One other thing I forgot to say was the underground street dancers. In an underpass that leads towards an underground shopping mall which in turn leads to City Hall MRT station, there is a largeish open area, and everytime we have walked through it there have been anywhere between 1 to 50 people in there dancing. Everything from the Salsa to breakdancing, some people being taught, others showing off. It's such an amazing thing to see teenagers doing, something I doubt we'd ever see at home.

Finally for now, I would like to stress the joy of walking outside in this city, I have never felt so safe in my life. The restaurants spill onto the sidewalks, and the speakers set up in the front pulse jazz and blues onto the city. Everyone around seems to be sat on the tables outside, drinking with friends and eating finger food. Such a relaxing sort of atmosphere, a very friendly place to walk.

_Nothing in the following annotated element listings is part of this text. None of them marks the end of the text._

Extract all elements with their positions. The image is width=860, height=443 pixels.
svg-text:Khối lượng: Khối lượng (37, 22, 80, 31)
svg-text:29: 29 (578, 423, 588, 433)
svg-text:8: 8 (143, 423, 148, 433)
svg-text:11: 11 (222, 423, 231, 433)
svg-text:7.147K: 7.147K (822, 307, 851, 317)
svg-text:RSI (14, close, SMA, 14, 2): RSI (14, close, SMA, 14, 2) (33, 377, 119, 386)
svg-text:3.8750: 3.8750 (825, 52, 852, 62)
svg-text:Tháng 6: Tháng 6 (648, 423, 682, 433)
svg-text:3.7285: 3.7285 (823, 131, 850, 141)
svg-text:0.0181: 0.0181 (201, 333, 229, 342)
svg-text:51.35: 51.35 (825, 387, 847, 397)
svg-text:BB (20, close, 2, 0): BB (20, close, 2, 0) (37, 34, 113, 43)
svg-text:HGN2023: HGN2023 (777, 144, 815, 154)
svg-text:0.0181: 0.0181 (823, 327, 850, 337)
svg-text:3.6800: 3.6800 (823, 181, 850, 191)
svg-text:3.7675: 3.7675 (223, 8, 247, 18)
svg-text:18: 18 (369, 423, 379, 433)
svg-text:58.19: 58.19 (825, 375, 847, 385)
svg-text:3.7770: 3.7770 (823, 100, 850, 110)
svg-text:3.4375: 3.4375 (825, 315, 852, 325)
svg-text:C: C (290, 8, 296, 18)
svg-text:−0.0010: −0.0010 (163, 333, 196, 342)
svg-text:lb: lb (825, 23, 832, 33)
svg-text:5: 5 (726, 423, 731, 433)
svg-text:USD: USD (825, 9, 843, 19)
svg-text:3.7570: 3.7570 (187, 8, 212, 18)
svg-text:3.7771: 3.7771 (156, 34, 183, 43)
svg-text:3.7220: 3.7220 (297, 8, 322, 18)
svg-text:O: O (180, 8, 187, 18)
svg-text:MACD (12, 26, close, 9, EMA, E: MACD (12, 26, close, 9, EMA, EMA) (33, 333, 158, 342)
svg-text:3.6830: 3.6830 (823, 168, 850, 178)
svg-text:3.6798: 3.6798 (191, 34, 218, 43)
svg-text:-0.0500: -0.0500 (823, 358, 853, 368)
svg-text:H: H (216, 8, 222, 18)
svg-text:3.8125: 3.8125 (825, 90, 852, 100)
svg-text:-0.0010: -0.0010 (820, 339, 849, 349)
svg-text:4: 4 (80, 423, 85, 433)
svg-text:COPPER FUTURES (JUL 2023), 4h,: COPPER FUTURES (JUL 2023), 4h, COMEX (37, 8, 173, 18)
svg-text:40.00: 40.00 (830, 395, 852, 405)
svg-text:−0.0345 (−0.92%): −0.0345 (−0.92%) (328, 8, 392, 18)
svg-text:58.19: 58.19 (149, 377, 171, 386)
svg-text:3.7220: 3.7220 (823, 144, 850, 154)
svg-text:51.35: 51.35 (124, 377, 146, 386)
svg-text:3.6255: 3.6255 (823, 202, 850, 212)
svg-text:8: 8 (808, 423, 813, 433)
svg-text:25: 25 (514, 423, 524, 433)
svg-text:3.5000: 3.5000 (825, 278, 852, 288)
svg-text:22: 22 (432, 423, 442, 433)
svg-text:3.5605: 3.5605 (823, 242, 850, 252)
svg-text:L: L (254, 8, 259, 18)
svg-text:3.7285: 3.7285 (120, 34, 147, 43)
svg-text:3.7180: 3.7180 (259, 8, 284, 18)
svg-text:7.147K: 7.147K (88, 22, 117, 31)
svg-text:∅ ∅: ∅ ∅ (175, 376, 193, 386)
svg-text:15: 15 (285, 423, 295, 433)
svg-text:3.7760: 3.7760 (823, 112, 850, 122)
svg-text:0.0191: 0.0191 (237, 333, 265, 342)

I think that's all, I'm sure about 5 minutes after I publish this I'll curse softly as I remember something I wanted to say. Hopefully I can remember it still tomorrow after the flight. Please keep fingers crossed for us that the taxi driver will take us to the right hotel!

India tomorrow. Scary thought. Nervous excitement really. Looking forward to veg-ing on a beach for a few days in Goa. Hee hee hee.

Night all, leave me a comment letting me know how y'all are.